Smith dismissed a criminal case against 24-year-old Hunter C. Clift of Leon in 2024. The Sedgwick County District Attorney’s Office appealed to the state’s supreme court, which held a hearing on the case last week. 

Clift was arrested in Wichita’s Old Town district in February 2024 and charged with illegally possessing a firearm in a vehicle while intoxicated. Wichita police stopped Clift’s car, which was being driven by his girlfriend, because his black Dodge Challenger matched the description of a car reported near a shooting in the area. 

Clift, a concealed-carry license-holder, was not driving the vehicle, and he did not have a gun on his person. He cooperated with police and immediately alerted them to a loaded gun between the front seat and the center console.
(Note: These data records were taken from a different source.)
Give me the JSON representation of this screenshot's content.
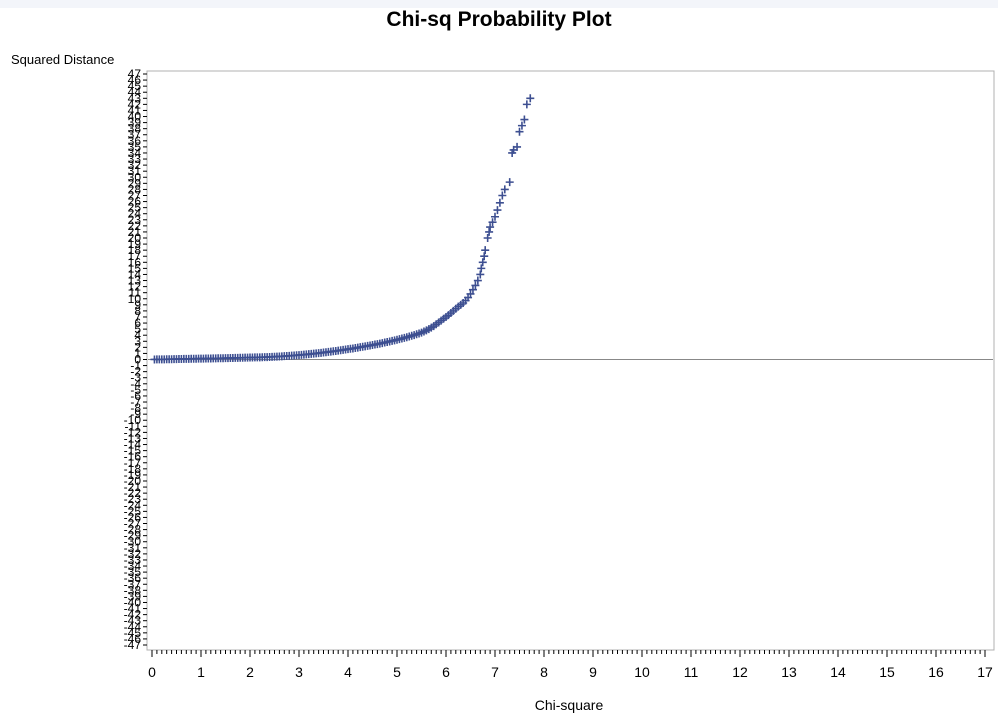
{
  "chart_data": {
    "type": "scatter",
    "title": "Chi-sq Probability Plot",
    "xlabel": "Chi-square",
    "ylabel": "Squared Distance",
    "xlim": [
      0,
      17
    ],
    "ylim": [
      -47,
      47
    ],
    "x_ticks": [
      0,
      1,
      2,
      3,
      4,
      5,
      6,
      7,
      8,
      9,
      10,
      11,
      12,
      13,
      14,
      15,
      16,
      17
    ],
    "y_ticks": [
      47,
      46,
      45,
      44,
      43,
      42,
      41,
      40,
      39,
      38,
      37,
      36,
      35,
      34,
      33,
      32,
      31,
      30,
      29,
      28,
      27,
      26,
      25,
      24,
      23,
      22,
      21,
      20,
      19,
      18,
      17,
      16,
      15,
      14,
      13,
      12,
      11,
      10,
      9,
      8,
      7,
      6,
      5,
      4,
      3,
      2,
      1,
      0,
      -1,
      -2,
      -3,
      -4,
      -5,
      -6,
      -7,
      -8,
      -9,
      -10,
      -11,
      -12,
      -13,
      -14,
      -15,
      -16,
      -17,
      -18,
      -19,
      -20,
      -21,
      -22,
      -23,
      -24,
      -25,
      -26,
      -27,
      -28,
      -29,
      -30,
      -31,
      -32,
      -33,
      -34,
      -35,
      -36,
      -37,
      -38,
      -39,
      -40,
      -41,
      -42,
      -43,
      -44,
      -45,
      -46,
      -47
    ],
    "reference_line_y": 0,
    "marker": "plus",
    "marker_color": "#3d4f91",
    "grid": false,
    "series": [
      {
        "points": [
          [
            0.05,
            0.01
          ],
          [
            0.1,
            0.02
          ],
          [
            0.15,
            0.02
          ],
          [
            0.2,
            0.03
          ],
          [
            0.25,
            0.03
          ],
          [
            0.3,
            0.04
          ],
          [
            0.35,
            0.05
          ],
          [
            0.4,
            0.05
          ],
          [
            0.45,
            0.06
          ],
          [
            0.5,
            0.07
          ],
          [
            0.55,
            0.08
          ],
          [
            0.6,
            0.09
          ],
          [
            0.65,
            0.1
          ],
          [
            0.7,
            0.1
          ],
          [
            0.75,
            0.11
          ],
          [
            0.8,
            0.12
          ],
          [
            0.85,
            0.13
          ],
          [
            0.9,
            0.13
          ],
          [
            0.95,
            0.14
          ],
          [
            1.0,
            0.15
          ],
          [
            1.05,
            0.15
          ],
          [
            1.1,
            0.16
          ],
          [
            1.15,
            0.17
          ],
          [
            1.2,
            0.17
          ],
          [
            1.25,
            0.18
          ],
          [
            1.3,
            0.19
          ],
          [
            1.35,
            0.2
          ],
          [
            1.4,
            0.2
          ],
          [
            1.45,
            0.21
          ],
          [
            1.5,
            0.22
          ],
          [
            1.55,
            0.23
          ],
          [
            1.6,
            0.24
          ],
          [
            1.65,
            0.25
          ],
          [
            1.7,
            0.26
          ],
          [
            1.75,
            0.27
          ],
          [
            1.8,
            0.28
          ],
          [
            1.85,
            0.29
          ],
          [
            1.9,
            0.3
          ],
          [
            1.95,
            0.31
          ],
          [
            2.0,
            0.32
          ],
          [
            2.05,
            0.33
          ],
          [
            2.1,
            0.34
          ],
          [
            2.15,
            0.35
          ],
          [
            2.2,
            0.36
          ],
          [
            2.25,
            0.38
          ],
          [
            2.3,
            0.39
          ],
          [
            2.35,
            0.4
          ],
          [
            2.4,
            0.42
          ],
          [
            2.45,
            0.44
          ],
          [
            2.5,
            0.46
          ],
          [
            2.55,
            0.48
          ],
          [
            2.6,
            0.5
          ],
          [
            2.65,
            0.52
          ],
          [
            2.7,
            0.55
          ],
          [
            2.75,
            0.58
          ],
          [
            2.8,
            0.6
          ],
          [
            2.85,
            0.63
          ],
          [
            2.9,
            0.66
          ],
          [
            2.95,
            0.7
          ],
          [
            3.0,
            0.73
          ],
          [
            3.05,
            0.77
          ],
          [
            3.1,
            0.8
          ],
          [
            3.15,
            0.84
          ],
          [
            3.2,
            0.88
          ],
          [
            3.25,
            0.92
          ],
          [
            3.3,
            0.96
          ],
          [
            3.35,
            1.0
          ],
          [
            3.4,
            1.05
          ],
          [
            3.45,
            1.1
          ],
          [
            3.5,
            1.15
          ],
          [
            3.55,
            1.2
          ],
          [
            3.6,
            1.25
          ],
          [
            3.65,
            1.3
          ],
          [
            3.7,
            1.35
          ],
          [
            3.75,
            1.4
          ],
          [
            3.8,
            1.46
          ],
          [
            3.85,
            1.52
          ],
          [
            3.9,
            1.58
          ],
          [
            3.95,
            1.64
          ],
          [
            4.0,
            1.7
          ],
          [
            4.05,
            1.76
          ],
          [
            4.1,
            1.82
          ],
          [
            4.15,
            1.89
          ],
          [
            4.2,
            1.96
          ],
          [
            4.25,
            2.03
          ],
          [
            4.3,
            2.1
          ],
          [
            4.35,
            2.17
          ],
          [
            4.4,
            2.24
          ],
          [
            4.45,
            2.31
          ],
          [
            4.5,
            2.38
          ],
          [
            4.55,
            2.46
          ],
          [
            4.6,
            2.54
          ],
          [
            4.65,
            2.62
          ],
          [
            4.7,
            2.7
          ],
          [
            4.75,
            2.79
          ],
          [
            4.8,
            2.88
          ],
          [
            4.85,
            2.97
          ],
          [
            4.9,
            3.06
          ],
          [
            4.95,
            3.15
          ],
          [
            5.0,
            3.25
          ],
          [
            5.05,
            3.35
          ],
          [
            5.1,
            3.45
          ],
          [
            5.15,
            3.56
          ],
          [
            5.2,
            3.67
          ],
          [
            5.25,
            3.78
          ],
          [
            5.3,
            3.9
          ],
          [
            5.35,
            4.02
          ],
          [
            5.4,
            4.15
          ],
          [
            5.45,
            4.28
          ],
          [
            5.5,
            4.42
          ],
          [
            5.55,
            4.6
          ],
          [
            5.6,
            4.8
          ],
          [
            5.65,
            5.0
          ],
          [
            5.7,
            5.25
          ],
          [
            5.75,
            5.5
          ],
          [
            5.8,
            5.8
          ],
          [
            5.85,
            6.1
          ],
          [
            5.9,
            6.4
          ],
          [
            5.95,
            6.7
          ],
          [
            6.0,
            7.0
          ],
          [
            6.05,
            7.3
          ],
          [
            6.1,
            7.65
          ],
          [
            6.15,
            8.0
          ],
          [
            6.2,
            8.35
          ],
          [
            6.25,
            8.7
          ],
          [
            6.3,
            9.0
          ],
          [
            6.35,
            9.3
          ],
          [
            6.4,
            9.7
          ],
          [
            6.45,
            10.2
          ],
          [
            6.5,
            10.8
          ],
          [
            6.55,
            11.5
          ],
          [
            6.6,
            12.2
          ],
          [
            6.65,
            13.0
          ],
          [
            6.7,
            14.0
          ],
          [
            6.72,
            15.0
          ],
          [
            6.75,
            16.0
          ],
          [
            6.78,
            17.0
          ],
          [
            6.8,
            18.0
          ],
          [
            6.85,
            20.0
          ],
          [
            6.88,
            21.0
          ],
          [
            6.9,
            21.8
          ],
          [
            6.95,
            22.6
          ],
          [
            7.0,
            23.5
          ],
          [
            7.05,
            24.6
          ],
          [
            7.1,
            25.8
          ],
          [
            7.15,
            27.0
          ],
          [
            7.2,
            28.0
          ],
          [
            7.3,
            29.2
          ],
          [
            7.35,
            34.0
          ],
          [
            7.38,
            34.5
          ],
          [
            7.45,
            35.0
          ],
          [
            7.5,
            37.5
          ],
          [
            7.55,
            38.5
          ],
          [
            7.6,
            39.5
          ],
          [
            7.65,
            42.0
          ],
          [
            7.72,
            43.0
          ]
        ]
      }
    ]
  }
}
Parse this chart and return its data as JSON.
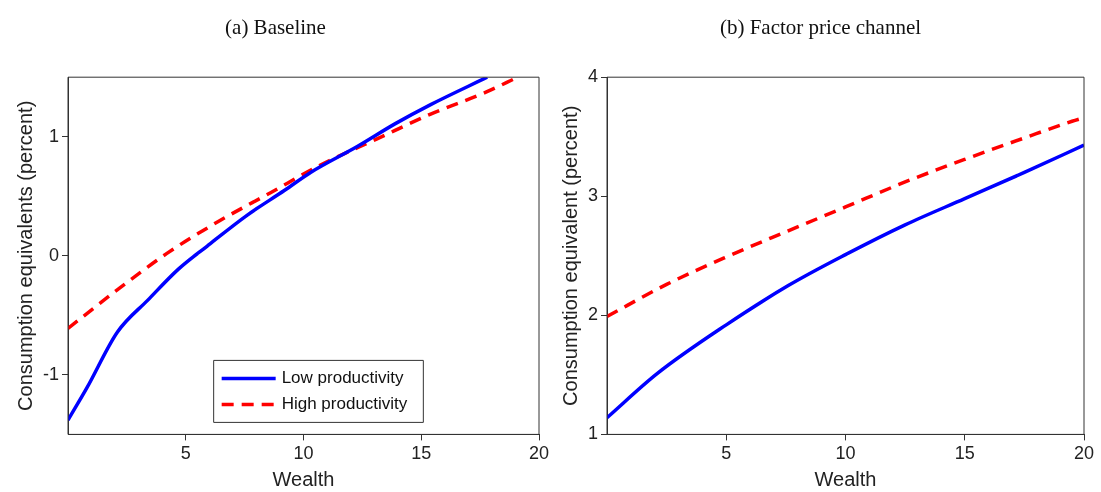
{
  "chart_data": [
    {
      "type": "line",
      "title": "(a) Baseline",
      "xlabel": "Wealth",
      "ylabel": "Consumption equivalents (percent)",
      "xlim": [
        0,
        20
      ],
      "xticks": [
        5,
        10,
        15,
        20
      ],
      "ylim": [
        -1.5,
        1.5
      ],
      "yticks": [
        -1,
        0,
        1
      ],
      "grid": false,
      "legend": "bottom",
      "series": [
        {
          "name": "Low productivity",
          "color": "#0000ff",
          "line_style": "solid",
          "x": [
            0,
            0.8,
            2.1,
            3.4,
            4.7,
            5.9,
            7.6,
            9.2,
            10.3,
            12.3,
            13.9,
            15.4,
            17.8
          ],
          "values": [
            -1.38,
            -1.11,
            -0.64,
            -0.37,
            -0.11,
            0.08,
            0.34,
            0.55,
            0.7,
            0.92,
            1.11,
            1.27,
            1.5
          ]
        },
        {
          "name": "High productivity",
          "color": "#ff0000",
          "line_style": "dashed",
          "x": [
            0,
            2,
            4.2,
            6.4,
            8.6,
            10.7,
            13.1,
            15.4,
            17.7,
            19.1
          ],
          "values": [
            -0.61,
            -0.3,
            0.02,
            0.29,
            0.53,
            0.76,
            0.98,
            1.19,
            1.37,
            1.5
          ]
        }
      ]
    },
    {
      "type": "line",
      "title": "(b) Factor price channel",
      "xlabel": "Wealth",
      "ylabel": "Consumption equivalent (percent)",
      "xlim": [
        0,
        20
      ],
      "xticks": [
        5,
        10,
        15,
        20
      ],
      "ylim": [
        1,
        4
      ],
      "yticks": [
        1,
        2,
        3,
        4
      ],
      "grid": false,
      "legend": false,
      "series": [
        {
          "color": "#0000ff",
          "line_style": "solid",
          "x": [
            0,
            2.1,
            5,
            7.6,
            10,
            12.5,
            15,
            17.5,
            20
          ],
          "values": [
            1.14,
            1.51,
            1.92,
            2.25,
            2.51,
            2.76,
            2.98,
            3.2,
            3.43
          ]
        },
        {
          "color": "#ff0000",
          "line_style": "dashed",
          "x": [
            0,
            2.5,
            5,
            7.6,
            10,
            12.5,
            15,
            17.5,
            19.5,
            20
          ],
          "values": [
            1.99,
            2.26,
            2.49,
            2.71,
            2.91,
            3.12,
            3.31,
            3.49,
            3.63,
            3.66
          ]
        }
      ]
    }
  ]
}
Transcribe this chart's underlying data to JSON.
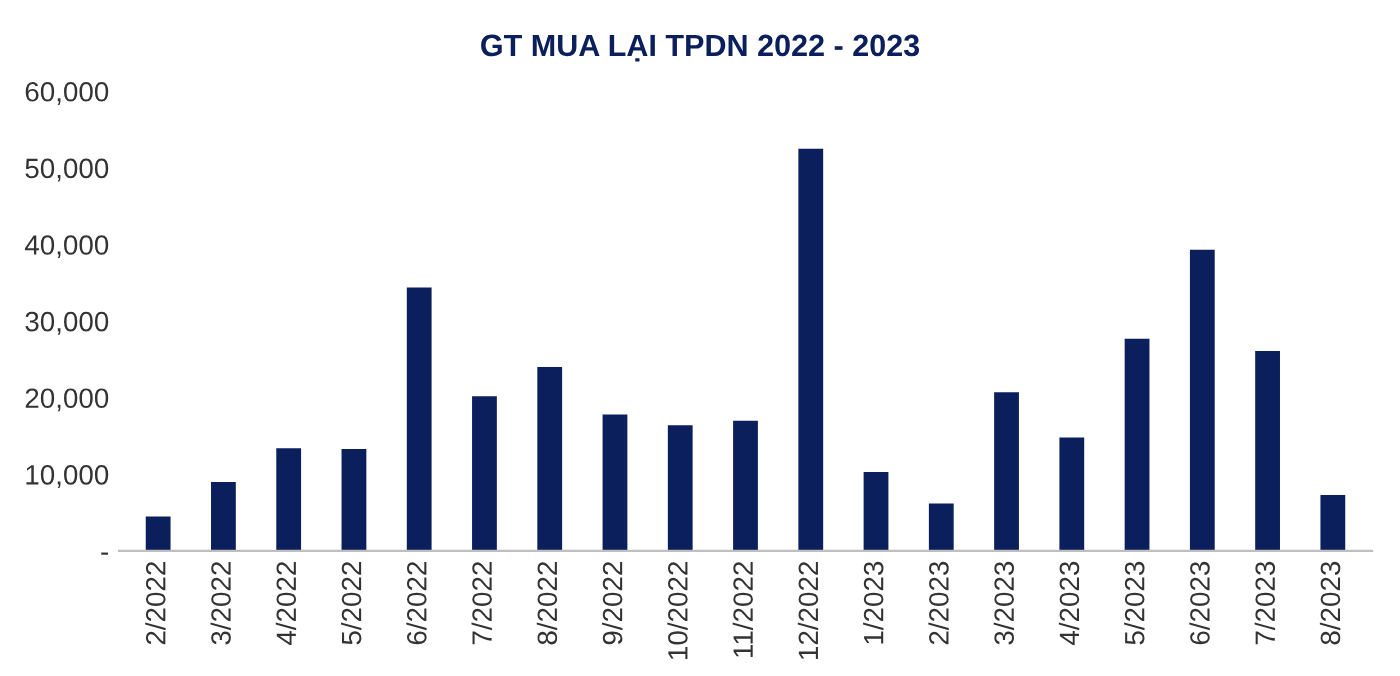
{
  "chart_data": {
    "type": "bar",
    "title": "GT MUA LẠI TPDN 2022 - 2023",
    "categories": [
      "2/2022",
      "3/2022",
      "4/2022",
      "5/2022",
      "6/2022",
      "7/2022",
      "8/2022",
      "9/2022",
      "10/2022",
      "11/2022",
      "12/2022",
      "1/2023",
      "2/2023",
      "3/2023",
      "4/2023",
      "5/2023",
      "6/2023",
      "7/2023",
      "8/2023"
    ],
    "values": [
      4500,
      9000,
      13400,
      13300,
      34400,
      20200,
      24000,
      17800,
      16400,
      17000,
      52500,
      10300,
      6200,
      20700,
      14800,
      27700,
      39300,
      26100,
      7300
    ],
    "color": "#0b1f5c",
    "ylim": [
      0,
      60000
    ],
    "yticks": [
      {
        "value": 0,
        "label": "-"
      },
      {
        "value": 10000,
        "label": "10,000"
      },
      {
        "value": 20000,
        "label": "20,000"
      },
      {
        "value": 30000,
        "label": "30,000"
      },
      {
        "value": 40000,
        "label": "40,000"
      },
      {
        "value": 50000,
        "label": "50,000"
      },
      {
        "value": 60000,
        "label": "60,000"
      }
    ],
    "grid": false
  }
}
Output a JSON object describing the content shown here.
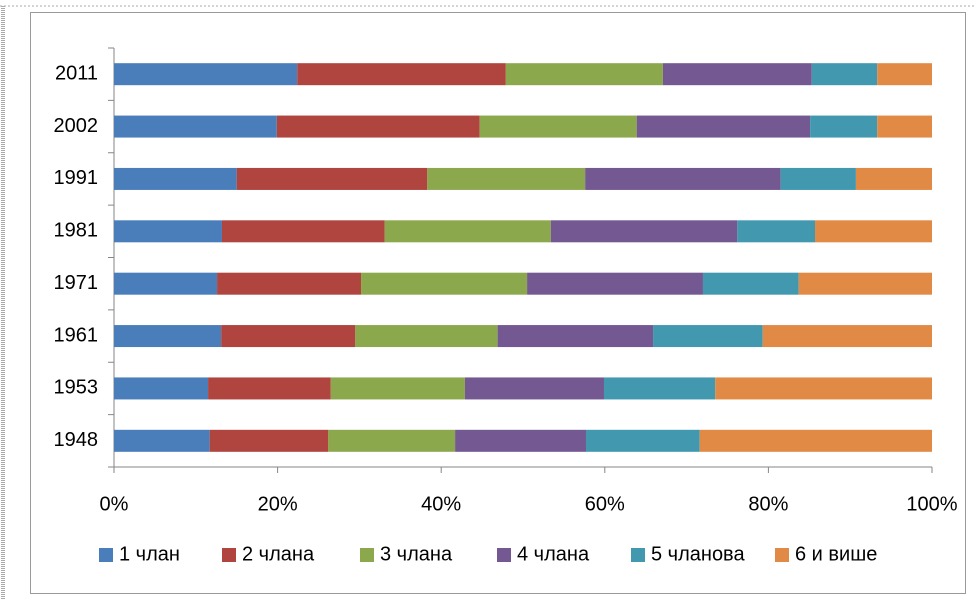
{
  "chart_data": {
    "type": "bar",
    "orientation": "horizontal",
    "stacked": true,
    "categories": [
      "1948",
      "1953",
      "1961",
      "1971",
      "1981",
      "1991",
      "2002",
      "2011"
    ],
    "series": [
      {
        "name": "1 члан",
        "color": "#4a7ebb",
        "values": [
          11.7,
          11.5,
          13.1,
          12.6,
          13.2,
          15.0,
          19.9,
          22.4
        ]
      },
      {
        "name": "2 члана",
        "color": "#b0443f",
        "values": [
          14.5,
          15.0,
          16.4,
          17.6,
          19.9,
          23.3,
          24.8,
          25.5
        ]
      },
      {
        "name": "3 члана",
        "color": "#8ca84d",
        "values": [
          15.5,
          16.4,
          17.4,
          20.3,
          20.3,
          19.3,
          19.2,
          19.2
        ]
      },
      {
        "name": "4 члана",
        "color": "#735891",
        "values": [
          16.0,
          17.0,
          19.0,
          21.5,
          22.8,
          23.9,
          21.2,
          18.2
        ]
      },
      {
        "name": "5 чланова",
        "color": "#4198af",
        "values": [
          13.9,
          13.6,
          13.4,
          11.7,
          9.5,
          9.2,
          8.2,
          8.0
        ]
      },
      {
        "name": "6 и више",
        "color": "#e08a45",
        "values": [
          28.4,
          26.5,
          20.7,
          16.3,
          14.3,
          9.3,
          6.7,
          6.7
        ]
      }
    ],
    "xlim": [
      0,
      100
    ],
    "xticks": [
      {
        "value": 0,
        "label": "0%"
      },
      {
        "value": 20,
        "label": "20%"
      },
      {
        "value": 40,
        "label": "40%"
      },
      {
        "value": 60,
        "label": "60%"
      },
      {
        "value": 80,
        "label": "80%"
      },
      {
        "value": 100,
        "label": "100%"
      }
    ],
    "grid": false,
    "legend": "bottom"
  }
}
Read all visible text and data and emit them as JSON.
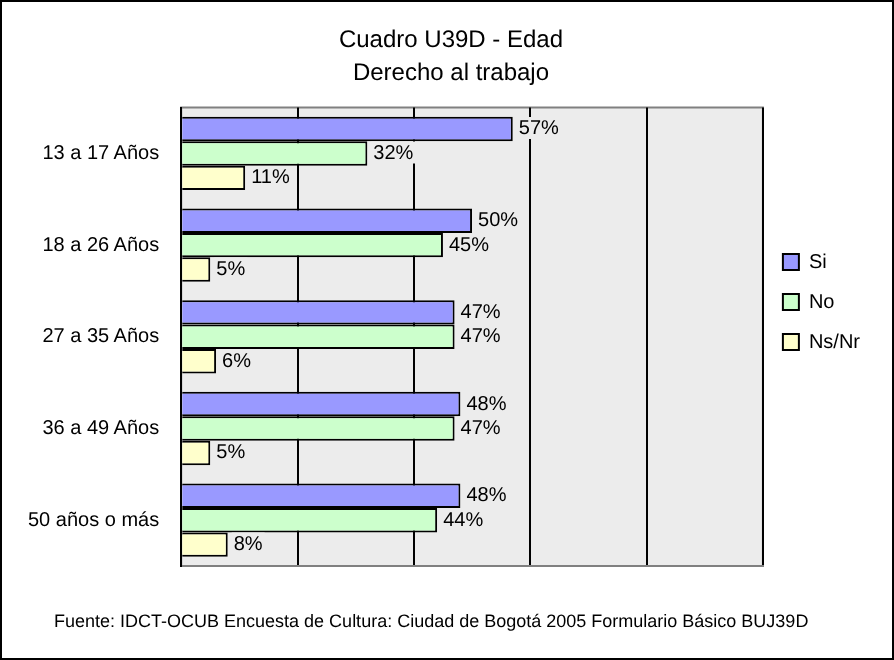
{
  "chart_data": {
    "type": "bar",
    "orientation": "horizontal",
    "title": "Cuadro U39D - Edad",
    "subtitle": "Derecho al trabajo",
    "categories": [
      "13 a 17 Años",
      "18 a 26 Años",
      "27 a 35 Años",
      "36 a 49 Años",
      "50 años o más"
    ],
    "series": [
      {
        "name": "Si",
        "color": "#9999ff",
        "values": [
          57,
          50,
          47,
          48,
          48
        ],
        "value_labels": [
          "57%",
          "50%",
          "47%",
          "48%",
          "48%"
        ]
      },
      {
        "name": "No",
        "color": "#ccffcc",
        "values": [
          32,
          45,
          47,
          47,
          44
        ],
        "value_labels": [
          "32%",
          "45%",
          "47%",
          "47%",
          "44%"
        ]
      },
      {
        "name": "Ns/Nr",
        "color": "#ffffcc",
        "values": [
          11,
          5,
          6,
          5,
          8
        ],
        "value_labels": [
          "11%",
          "5%",
          "6%",
          "5%",
          "8%"
        ]
      }
    ],
    "xlim": [
      0,
      100
    ],
    "xticks": [
      {
        "value": 0,
        "label": null
      },
      {
        "value": 20,
        "label": null
      },
      {
        "value": 40,
        "label": null
      },
      {
        "value": 60,
        "label": null
      },
      {
        "value": 80,
        "label": null
      },
      {
        "value": 100,
        "label": null
      }
    ],
    "grid": "x",
    "legend": "right",
    "annotations": [
      "Fuente: IDCT-OCUB Encuesta de Cultura: Ciudad de Bogotá 2005 Formulario Básico BUJ39D"
    ]
  }
}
He also consented to a field sobriety test, which an officer said he failed.

He was arrested, questioned by police and booked into Sedgwick County Jail, where he expressed consternation about the arrest during a phone call, which is quoted in court filings: “Because I had a weapon in my car? I have conceal and carry. Do you not expect me to carry in Wichita?”

The judge agreed, basically saying the law put not just Clift in danger, but also his girlfriend.

It would have been one thing if he'd been carrying it on his person, but he wasn't. It was in his vehicle, in the center console, which is a common place for a firearm to be carried in a car—and, in some states, carrying it anywhere other than there or the glove compartment becomes legally messy—and he wasn't driving. While he was intoxicated, the gun wasn't on him.

"But it was in reach!"

So? It would be in reach inside his home, too, and are we going to say that you can't drink while owning firearms next? Is that where we're headed as a nation?

Honestly, since Kansas isn't a "duty to inform" state—meaning you don't have to volunteer to the police that there's a firearm in the vehicle, though if asked, you must answer honestly—Clift probably should have just kept his mouth shut. However, he didn't, likely because he wanted there to be no misunderstandings with the police.

Now, he's dealing with a court case about whether you can have a gun in or on your property while intoxicated. After all, that's what a car is. It's his property, no different from his home in that regard, and while he placed it in that center console while sober, and it was accessible to his non-intoxicated girlfriend should it be needed, he went to jail over it.

Everything about this is absolute stupidity.